O achado, divulgado nesta quinta-feira (19.mar.2026), oferece novos detalhes sobre o Período do Segundo Templo (516 a.C. a 70 d.C.), fase em que o ritual de imersão era prática comum entre moradores e peregrinos que se dirigiam ao Templo.
Como foi identificado
A estrutura apresenta escadas escavadas na rocha e um sistema de captação de água da chuva, características exigidas pela lei judaica para a validade do mikveh. Fragmentos de cerâmica e elementos arquitetônicos encontrados no mesmo estrato permitiram aos pesquisadores datar o local no intervalo imediatamente anterior à destruição de Jerusalém pelas tropas romanas em 70 d.C.

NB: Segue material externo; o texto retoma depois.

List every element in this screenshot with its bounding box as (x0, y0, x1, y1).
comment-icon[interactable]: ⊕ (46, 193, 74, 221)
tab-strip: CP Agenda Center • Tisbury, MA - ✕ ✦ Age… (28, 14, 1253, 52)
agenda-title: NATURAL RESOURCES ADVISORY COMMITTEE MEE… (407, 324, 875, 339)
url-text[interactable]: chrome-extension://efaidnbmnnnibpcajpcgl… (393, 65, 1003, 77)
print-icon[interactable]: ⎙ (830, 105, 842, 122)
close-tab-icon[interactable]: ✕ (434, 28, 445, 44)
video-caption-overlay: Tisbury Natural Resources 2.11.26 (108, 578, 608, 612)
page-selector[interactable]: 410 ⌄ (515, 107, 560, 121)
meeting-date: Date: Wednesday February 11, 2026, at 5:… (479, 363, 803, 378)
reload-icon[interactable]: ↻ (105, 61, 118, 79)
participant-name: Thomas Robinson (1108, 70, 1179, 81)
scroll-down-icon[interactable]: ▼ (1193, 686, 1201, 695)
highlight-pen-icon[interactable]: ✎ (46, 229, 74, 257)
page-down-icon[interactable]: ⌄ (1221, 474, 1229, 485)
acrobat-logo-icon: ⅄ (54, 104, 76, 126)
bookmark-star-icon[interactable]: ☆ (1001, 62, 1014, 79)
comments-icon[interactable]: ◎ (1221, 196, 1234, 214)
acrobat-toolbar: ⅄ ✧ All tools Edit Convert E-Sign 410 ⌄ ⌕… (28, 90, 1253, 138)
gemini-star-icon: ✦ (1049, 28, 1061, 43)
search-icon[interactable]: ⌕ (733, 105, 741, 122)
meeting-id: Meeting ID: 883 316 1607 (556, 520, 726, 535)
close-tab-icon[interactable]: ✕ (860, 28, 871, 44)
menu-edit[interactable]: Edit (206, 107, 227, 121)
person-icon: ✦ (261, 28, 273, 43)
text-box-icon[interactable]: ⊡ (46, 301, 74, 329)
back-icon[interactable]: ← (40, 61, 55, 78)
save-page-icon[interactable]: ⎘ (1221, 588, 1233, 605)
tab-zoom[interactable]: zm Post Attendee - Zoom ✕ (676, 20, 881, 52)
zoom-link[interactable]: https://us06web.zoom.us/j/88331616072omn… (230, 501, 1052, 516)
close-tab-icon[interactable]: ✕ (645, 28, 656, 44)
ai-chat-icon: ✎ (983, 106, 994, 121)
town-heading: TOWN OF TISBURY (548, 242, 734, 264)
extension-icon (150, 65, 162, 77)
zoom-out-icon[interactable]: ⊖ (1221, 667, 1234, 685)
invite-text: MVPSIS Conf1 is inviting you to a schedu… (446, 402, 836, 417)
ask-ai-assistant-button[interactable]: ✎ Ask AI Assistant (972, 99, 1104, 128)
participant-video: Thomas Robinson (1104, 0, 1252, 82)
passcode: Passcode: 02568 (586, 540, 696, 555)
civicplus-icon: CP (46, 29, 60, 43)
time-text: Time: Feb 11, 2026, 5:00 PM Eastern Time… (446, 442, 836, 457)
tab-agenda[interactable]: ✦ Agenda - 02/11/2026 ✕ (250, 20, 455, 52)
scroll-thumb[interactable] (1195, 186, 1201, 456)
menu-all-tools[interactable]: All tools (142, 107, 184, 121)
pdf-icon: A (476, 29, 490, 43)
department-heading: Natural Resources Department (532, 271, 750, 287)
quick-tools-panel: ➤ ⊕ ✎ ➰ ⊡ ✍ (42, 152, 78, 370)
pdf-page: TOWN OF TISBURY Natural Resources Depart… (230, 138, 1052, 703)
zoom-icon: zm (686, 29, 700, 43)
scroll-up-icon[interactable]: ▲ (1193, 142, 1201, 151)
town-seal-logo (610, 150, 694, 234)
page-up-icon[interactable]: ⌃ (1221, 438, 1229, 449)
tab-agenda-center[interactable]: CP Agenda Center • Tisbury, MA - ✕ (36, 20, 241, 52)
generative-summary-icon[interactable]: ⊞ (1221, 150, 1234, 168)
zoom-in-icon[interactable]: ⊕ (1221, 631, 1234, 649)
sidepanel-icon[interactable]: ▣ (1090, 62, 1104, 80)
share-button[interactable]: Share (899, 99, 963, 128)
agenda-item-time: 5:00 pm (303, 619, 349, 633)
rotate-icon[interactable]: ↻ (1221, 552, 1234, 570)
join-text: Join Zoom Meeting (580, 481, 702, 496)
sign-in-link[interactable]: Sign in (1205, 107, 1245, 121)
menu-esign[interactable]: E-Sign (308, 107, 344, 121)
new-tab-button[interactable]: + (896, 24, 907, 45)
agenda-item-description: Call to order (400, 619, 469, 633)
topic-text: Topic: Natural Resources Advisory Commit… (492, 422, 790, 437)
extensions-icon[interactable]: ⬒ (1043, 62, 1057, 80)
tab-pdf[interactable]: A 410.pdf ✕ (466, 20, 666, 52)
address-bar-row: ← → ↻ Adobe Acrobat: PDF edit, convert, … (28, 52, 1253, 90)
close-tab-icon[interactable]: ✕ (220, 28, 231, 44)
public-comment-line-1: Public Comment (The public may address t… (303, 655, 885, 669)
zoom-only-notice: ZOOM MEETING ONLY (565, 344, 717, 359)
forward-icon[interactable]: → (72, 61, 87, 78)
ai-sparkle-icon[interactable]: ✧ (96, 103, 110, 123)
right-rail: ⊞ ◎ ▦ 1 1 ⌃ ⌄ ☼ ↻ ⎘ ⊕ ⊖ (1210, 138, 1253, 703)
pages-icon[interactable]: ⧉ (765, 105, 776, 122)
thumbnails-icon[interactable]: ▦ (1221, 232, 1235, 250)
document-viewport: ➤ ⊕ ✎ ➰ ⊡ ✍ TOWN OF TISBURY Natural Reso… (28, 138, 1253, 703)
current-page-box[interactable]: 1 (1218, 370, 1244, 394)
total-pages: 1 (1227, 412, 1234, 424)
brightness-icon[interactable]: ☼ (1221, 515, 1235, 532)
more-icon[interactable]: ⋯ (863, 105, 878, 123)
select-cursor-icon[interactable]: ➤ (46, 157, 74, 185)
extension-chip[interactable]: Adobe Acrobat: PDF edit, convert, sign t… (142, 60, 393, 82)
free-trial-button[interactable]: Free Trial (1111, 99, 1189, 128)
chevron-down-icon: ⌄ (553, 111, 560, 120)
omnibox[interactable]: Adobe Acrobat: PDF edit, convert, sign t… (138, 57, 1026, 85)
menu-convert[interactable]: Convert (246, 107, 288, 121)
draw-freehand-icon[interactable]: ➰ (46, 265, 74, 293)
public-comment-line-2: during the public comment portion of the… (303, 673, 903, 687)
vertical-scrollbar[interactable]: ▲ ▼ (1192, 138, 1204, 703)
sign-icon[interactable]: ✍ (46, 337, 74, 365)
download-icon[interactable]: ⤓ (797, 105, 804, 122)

Escavação em área sensível
Os trabalhos ocorreram sob rígidos protocolos científicos e religiosos. Técnicas de análise estratigráfica documentaram cada camada de solo removida, procedimento fundamental em um dos sítios arqueológicos mais monitorados do mundo.
Importância histórica
Segundo os especialistas, a proximidade do tanque ao Templo reforça a ideia de que a observância das leis de pureza ritual era parte da rotina em Jerusalém antiga. O Muro das Lamentações é o remanescente mais significativo das muralhas de contenção do Segundo Templo e, desde a queda da cidade, tornou-se símbolo de fé e resistência judaica.
Para historiadores e arqueólogos, a descoberta fornece evidências materiais que complementam relatos textuais sobre práticas religiosas da época, ampliando a compreensão da vida na Jerusalém do século I.